The debt deal

Tuesday, May 1, 2012

Paul Krugman is apocalyptic this morning. "Disaster," "catastrophe," "abject surrender." I think we need to keep a few points in mind.

1. One way or another there needs to be spending reductions over the next ten years. I don't have the exact figures on me, but at the current pace of spending the federal government will spend something like 45 trillion dollars over the next decade. The promised cuts (relative to that baseline) are about $2.5 trillion, or just under 5 percent. Significant but not catastrophic.

2. the first round of cuts supposedly consists of programs identified by the Biden group that were uncontroversial. If we're talking about ethanol subsidies and other agricultural subsidies and the like, then liberals have nothing to complain about here.

3. The cuts don't start happening until 2013 (I believe; we don't have all the details), so they don't do significant damage to the economy right now. Hopefully the economy will be stronger by then and able to absorb the cuts with little pain.

4. It's unlikely that the Congressional commission that is supposed to propose further deficit reductions in November will propose significant tax increases. However, as I understand it the commission will use "current law" as the baseline for it's recommendations. Current law is that all of the Bush tax cuts expire at the end of 2012, increasing revenue by $3.5 trillion or so over the next decade. So if the commission fails to make any recommendations for tax increases, revenues will rise by that amount, more than the total amount of spending cuts. Theoretically the Commission could propose keeping the tax cuts at the low end but letting the high end cuts expire (liberals' preferred outcome) and this would be scored as a tax cut by the Commission!

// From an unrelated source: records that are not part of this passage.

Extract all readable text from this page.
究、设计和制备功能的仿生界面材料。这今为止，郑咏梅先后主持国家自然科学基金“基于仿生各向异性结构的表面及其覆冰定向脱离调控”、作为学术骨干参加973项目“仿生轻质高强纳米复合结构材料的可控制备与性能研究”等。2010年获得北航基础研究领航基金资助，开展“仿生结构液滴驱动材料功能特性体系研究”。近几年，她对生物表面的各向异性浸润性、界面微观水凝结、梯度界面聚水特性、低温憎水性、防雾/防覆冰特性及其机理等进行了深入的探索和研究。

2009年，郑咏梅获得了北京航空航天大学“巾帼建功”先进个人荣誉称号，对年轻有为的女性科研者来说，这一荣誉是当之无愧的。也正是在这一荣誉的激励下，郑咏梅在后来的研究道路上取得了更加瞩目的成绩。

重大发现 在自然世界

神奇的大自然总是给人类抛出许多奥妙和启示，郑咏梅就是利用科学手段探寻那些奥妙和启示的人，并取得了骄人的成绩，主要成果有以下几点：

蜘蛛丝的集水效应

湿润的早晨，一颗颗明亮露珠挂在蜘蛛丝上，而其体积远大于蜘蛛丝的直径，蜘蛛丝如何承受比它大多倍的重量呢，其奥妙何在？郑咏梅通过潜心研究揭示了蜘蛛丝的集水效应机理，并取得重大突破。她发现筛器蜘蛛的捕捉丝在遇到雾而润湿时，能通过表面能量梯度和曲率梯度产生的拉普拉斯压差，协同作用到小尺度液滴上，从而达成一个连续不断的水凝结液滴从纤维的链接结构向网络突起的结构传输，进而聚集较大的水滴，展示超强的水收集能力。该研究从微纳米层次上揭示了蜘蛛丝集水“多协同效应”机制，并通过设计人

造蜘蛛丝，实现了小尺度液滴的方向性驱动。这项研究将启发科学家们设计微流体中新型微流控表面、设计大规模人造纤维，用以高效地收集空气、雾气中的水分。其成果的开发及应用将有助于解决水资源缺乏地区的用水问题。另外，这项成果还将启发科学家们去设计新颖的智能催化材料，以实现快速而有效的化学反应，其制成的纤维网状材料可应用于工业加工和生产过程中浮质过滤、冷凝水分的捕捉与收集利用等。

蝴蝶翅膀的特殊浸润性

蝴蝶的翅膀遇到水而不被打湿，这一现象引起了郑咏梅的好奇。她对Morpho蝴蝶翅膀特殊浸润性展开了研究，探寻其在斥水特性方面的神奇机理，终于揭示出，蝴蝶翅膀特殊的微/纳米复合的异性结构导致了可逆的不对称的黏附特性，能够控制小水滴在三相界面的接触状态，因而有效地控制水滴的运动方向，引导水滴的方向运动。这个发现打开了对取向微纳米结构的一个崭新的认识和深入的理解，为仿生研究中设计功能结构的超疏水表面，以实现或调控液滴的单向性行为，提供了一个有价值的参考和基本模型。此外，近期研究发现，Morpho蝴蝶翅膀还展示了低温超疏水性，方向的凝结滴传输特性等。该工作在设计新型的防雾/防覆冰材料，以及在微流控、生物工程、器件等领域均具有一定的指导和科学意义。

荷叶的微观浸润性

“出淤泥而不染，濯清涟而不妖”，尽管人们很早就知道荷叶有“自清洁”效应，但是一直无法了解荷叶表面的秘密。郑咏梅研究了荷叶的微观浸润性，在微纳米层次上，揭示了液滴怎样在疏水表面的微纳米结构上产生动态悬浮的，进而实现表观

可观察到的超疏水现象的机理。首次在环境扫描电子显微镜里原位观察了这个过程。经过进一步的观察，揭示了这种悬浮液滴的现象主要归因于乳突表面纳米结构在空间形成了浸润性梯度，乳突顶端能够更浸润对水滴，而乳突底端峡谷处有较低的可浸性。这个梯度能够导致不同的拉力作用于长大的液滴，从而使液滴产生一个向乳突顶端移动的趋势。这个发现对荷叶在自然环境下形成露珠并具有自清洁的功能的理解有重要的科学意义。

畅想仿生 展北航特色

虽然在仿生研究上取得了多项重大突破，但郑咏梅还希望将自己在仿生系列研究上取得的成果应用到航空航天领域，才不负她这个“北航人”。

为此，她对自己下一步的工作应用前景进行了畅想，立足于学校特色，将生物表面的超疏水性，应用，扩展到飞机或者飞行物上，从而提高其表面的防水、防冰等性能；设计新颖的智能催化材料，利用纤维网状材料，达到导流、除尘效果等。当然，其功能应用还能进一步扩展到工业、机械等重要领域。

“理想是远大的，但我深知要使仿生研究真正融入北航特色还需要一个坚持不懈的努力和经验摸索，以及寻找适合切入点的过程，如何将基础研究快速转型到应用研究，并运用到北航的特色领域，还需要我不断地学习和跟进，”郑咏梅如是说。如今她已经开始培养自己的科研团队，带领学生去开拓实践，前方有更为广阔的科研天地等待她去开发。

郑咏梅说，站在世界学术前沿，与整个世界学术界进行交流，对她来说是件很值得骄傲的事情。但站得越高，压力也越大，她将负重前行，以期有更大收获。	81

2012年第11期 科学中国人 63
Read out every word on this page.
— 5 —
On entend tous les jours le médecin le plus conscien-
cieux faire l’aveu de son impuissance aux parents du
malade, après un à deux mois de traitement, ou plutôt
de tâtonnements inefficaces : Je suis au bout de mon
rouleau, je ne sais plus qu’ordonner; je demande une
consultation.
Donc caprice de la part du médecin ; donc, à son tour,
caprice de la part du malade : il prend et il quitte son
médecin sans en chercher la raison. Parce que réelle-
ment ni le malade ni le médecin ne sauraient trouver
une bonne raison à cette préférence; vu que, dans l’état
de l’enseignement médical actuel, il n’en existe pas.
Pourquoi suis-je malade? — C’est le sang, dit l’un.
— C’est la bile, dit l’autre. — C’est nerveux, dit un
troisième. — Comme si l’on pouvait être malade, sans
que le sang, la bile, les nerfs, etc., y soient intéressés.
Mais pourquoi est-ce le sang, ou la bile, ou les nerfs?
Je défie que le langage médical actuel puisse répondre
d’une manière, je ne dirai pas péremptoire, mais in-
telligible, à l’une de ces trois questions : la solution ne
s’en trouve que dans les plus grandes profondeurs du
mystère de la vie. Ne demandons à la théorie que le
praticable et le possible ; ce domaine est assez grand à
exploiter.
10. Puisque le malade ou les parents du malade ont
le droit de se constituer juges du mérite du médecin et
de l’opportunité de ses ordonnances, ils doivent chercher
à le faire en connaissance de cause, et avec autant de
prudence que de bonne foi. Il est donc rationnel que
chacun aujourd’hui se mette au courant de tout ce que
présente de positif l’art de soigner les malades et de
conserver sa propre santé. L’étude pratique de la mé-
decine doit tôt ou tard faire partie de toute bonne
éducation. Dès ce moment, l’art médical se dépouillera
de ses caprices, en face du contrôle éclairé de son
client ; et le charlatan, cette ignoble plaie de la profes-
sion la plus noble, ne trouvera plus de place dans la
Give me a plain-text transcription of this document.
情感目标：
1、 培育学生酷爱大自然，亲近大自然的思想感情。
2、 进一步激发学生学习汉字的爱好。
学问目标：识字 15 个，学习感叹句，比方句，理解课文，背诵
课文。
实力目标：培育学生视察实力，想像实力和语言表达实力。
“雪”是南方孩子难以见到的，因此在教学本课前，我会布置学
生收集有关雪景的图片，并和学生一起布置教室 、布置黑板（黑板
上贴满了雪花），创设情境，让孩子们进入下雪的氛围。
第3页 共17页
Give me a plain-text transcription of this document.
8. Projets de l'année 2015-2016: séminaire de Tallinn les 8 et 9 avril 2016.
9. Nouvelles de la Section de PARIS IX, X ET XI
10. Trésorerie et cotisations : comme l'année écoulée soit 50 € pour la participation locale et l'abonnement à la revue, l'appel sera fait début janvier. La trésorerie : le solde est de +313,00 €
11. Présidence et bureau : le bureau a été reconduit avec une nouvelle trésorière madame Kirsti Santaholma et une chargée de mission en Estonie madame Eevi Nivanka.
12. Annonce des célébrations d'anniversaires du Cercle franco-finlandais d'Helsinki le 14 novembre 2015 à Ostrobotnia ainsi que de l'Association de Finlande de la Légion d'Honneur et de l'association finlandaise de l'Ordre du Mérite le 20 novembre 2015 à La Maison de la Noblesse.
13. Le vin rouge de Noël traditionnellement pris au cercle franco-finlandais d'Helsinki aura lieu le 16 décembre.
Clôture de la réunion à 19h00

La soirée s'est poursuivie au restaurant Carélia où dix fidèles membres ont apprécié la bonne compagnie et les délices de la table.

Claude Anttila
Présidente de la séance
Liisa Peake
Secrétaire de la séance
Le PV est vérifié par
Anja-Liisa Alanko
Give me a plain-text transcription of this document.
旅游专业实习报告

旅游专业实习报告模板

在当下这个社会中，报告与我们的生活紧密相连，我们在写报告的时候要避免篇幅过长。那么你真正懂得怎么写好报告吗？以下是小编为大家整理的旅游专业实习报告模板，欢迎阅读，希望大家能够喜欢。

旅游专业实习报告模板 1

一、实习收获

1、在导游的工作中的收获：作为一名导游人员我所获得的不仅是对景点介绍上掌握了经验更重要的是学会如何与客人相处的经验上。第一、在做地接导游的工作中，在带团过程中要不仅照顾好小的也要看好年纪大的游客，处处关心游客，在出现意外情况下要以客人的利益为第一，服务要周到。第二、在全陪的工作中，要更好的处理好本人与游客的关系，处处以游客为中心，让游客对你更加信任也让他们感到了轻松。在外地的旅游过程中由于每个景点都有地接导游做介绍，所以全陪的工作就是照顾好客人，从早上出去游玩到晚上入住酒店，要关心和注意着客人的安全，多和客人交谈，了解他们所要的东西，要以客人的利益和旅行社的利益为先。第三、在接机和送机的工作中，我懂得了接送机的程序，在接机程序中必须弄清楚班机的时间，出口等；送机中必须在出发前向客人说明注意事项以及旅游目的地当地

5. So I don't think the agreement is terrible. The worst that can be said about it is that it does not include any tax cuts or spending increases to create jobs this year. Obama indicated in his speech that he is still committed to pushing a continuation of the payroll tax cuts imposed in December and an infrastructure bank, legislation for which is working it's way through Congress. I don't know how the agreement affects those efforts, but if we can now turn our attention to jobs, that's a good thing.